In his latest book, Gary Paul Nabhan guides the reader on a tour of ancient trade routes – the Frankincense Trail, the Spice Route, the Silk Road, and the Camino Real. It is an historical and cultural tour of the people, both ancient and modern, that make up these routes. The book is a complex weaving together of history, travel writing, recipes, and the author’s personal connection to this spice trade world through family roots.
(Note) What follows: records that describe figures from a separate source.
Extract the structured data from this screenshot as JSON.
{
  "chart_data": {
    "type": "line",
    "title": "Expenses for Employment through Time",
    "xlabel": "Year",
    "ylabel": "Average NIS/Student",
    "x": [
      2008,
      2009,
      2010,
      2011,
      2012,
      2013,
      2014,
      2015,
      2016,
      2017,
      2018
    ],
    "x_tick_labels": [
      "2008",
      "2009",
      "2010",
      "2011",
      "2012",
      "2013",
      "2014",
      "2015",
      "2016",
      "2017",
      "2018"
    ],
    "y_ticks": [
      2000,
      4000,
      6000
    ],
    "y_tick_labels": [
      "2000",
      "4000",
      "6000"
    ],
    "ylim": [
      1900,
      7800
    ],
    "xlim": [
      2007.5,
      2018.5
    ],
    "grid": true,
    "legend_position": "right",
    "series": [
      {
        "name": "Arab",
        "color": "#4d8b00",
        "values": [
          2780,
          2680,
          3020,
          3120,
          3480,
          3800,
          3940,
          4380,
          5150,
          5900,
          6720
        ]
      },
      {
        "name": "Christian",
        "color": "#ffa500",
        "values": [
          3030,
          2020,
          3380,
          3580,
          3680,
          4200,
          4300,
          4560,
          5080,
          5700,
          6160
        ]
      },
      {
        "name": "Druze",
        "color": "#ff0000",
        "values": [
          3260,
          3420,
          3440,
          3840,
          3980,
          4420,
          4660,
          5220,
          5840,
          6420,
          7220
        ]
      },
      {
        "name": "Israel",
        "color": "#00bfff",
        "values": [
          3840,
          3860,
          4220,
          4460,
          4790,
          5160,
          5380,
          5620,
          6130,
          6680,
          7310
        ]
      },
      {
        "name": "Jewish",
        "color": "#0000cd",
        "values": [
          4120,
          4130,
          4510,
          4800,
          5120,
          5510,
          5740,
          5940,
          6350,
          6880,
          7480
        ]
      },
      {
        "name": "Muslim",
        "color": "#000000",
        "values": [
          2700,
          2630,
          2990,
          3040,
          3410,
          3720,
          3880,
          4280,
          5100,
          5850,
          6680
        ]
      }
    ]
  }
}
This is a fascinating medley that for Nabhan serves a broader argument about our globalized world. From these seemingly disparate sources, Nabhan seeks to reveal the first stirrings of the cultural and economic structures that make up and continue to affect our globalized world of today. Although the subject of globalization is contentious and complex, mired in as many arguments as there are scholars in the field, Nabhan’s book never gets bogged down in the overly academic. As packed as the book is with historical facts and information and argument (and Nabhan is intimidatingly knowledgeable), its driving force is descriptive and corporeal. In the middle of the epilogue, as Nabhan is building up to his final argument for “a more virtuous form of globalization,” he interrupts himself with an ancient recipe for mansaf (a kid and lamb stew with yogurt, root crops, and herbs) that will have any reader putting down the book and seeking out the smells of spices (local and exotic) and cooking meat.